ECLI:NL:GHARL:2020:9961

Gerechtshof Arnhem-Leeuwarden

Datum uitspraak
1 december 2020
Publicatiedatum
1 december 2020
Zaaknummer
200.277.570
Instantie
Gerechtshof Arnhem-Leeuwarden
Type
Uitspraak
Rechtsgebied
Civiel recht
Procedures
  • Hoger beroep
Rechters
Vindplaatsen
  • Rechtspraak.nl
AI samenvatting door LexboostAutomatisch gegenereerd

Hoger beroep inzake ontruimingsbescherming en toepasselijkheid van woonruimtebepalingen

In deze zaak gaat het om een hoger beroep tegen een beschikking van de kantonrechter in de rechtbank Gelderland, zittingsplaats Arnhem, van 14 januari 2020. De zaak betreft een verzoek tot ontruimingsbescherming door [geïntimeerde], die als huurder van een gebouw aan [a-straat 1] in [E] optreedt. De vraag die centraal staat is of de huurovereenkomst die tussen [geïntimeerde] en de erfgenamen van de overleden verhuurder [erflater] bestaat, onder de woonruimtebepalingen of de bepalingen voor bedrijfsruimte valt, zoals vastgelegd in artikel 7:230a BW.

De kantonrechter heeft geoordeeld dat de woonruimtebepalingen van toepassing zijn en heeft [geïntimeerde] niet-ontvankelijk verklaard in zijn verzoek tot ontruimingsbescherming. [appellanten] c.s. heeft hiertegen hoger beroep ingesteld, waarbij zij verzochten om zowel het primaire als het subsidiaire verzoek van [geïntimeerde] af te wijzen en om de ontruimingstermijn en gebruikersvergoeding vast te stellen.
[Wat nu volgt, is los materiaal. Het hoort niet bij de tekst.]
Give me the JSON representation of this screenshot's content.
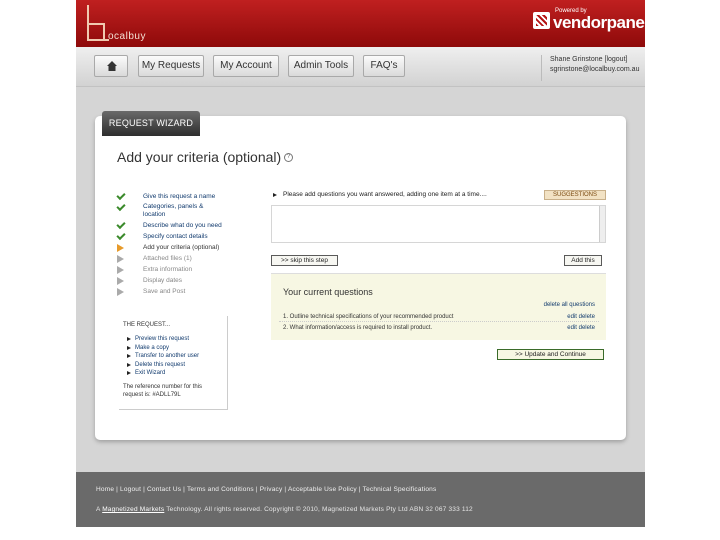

Het hof heeft vastgesteld dat er geen hoger beroep kan worden ingesteld tegen de beschikking van de kantonrechter, tenzij er sprake is van een onjuiste toepassing van de wet. Het hof concludeert dat de kantonrechter de bepalingen van artikel 7:230a BW niet ten onrechte heeft toegepast, en dat de huurovereenkomst moet worden gekwalificeerd als een overeenkomst met betrekking tot woonruimte. Het hof bekrachtigt de beschikking van de kantonrechter en veroordeelt [appellanten] c.s. in de kosten van het hoger beroep.

Uitspraak

GERECHTSHOF ARNHEM-LEEUWARDEN

locatie Arnhem
afdeling civiel recht
zaaknummer gerechtshof 200.277.570
(zaaknummer rechtbank Gelderland, zittingsplaats Arnhem: 8043703)
beschikking van 1 december 2020
in de zaak van

1.[appellante1] ,wonende te [A] ,2. [appellant2] ,wonende te [A] ,3. [appellant3] ,wonende te [A] ,4. [appellante4] ,wonende te [A] ,5. [appellante5] ,wonende te [B] ,6. [appellant6] ,wonende te [A] ,

allen in hun hoedanigheid van erfgenaam van
[erflater],
appellanten,
in eerste aanleg: verweerders,
hierna: [appellanten] c.s. (vrouwelijk enkelvoud),
advocaat: mr. R.F.A. Rorink,
tegen:
[geïntimeerde] ,handelend onder de naam [C] ,
wonende te [D] ,
geïntimeerde,
in eerste aanleg: verzoeker,
hierna: [geïntimeerde] ,
advocaat: mr. J.A. van Ham.

1.De procedure bij de rechtbank

Voor de procedure bij de rechtbank verwijst het hof naar de inhoud van de beschikking van 14 januari 2020, die de kantonrechter in de rechtbank Gelderland, zittingsplaats Arnhem, heeft gewezen.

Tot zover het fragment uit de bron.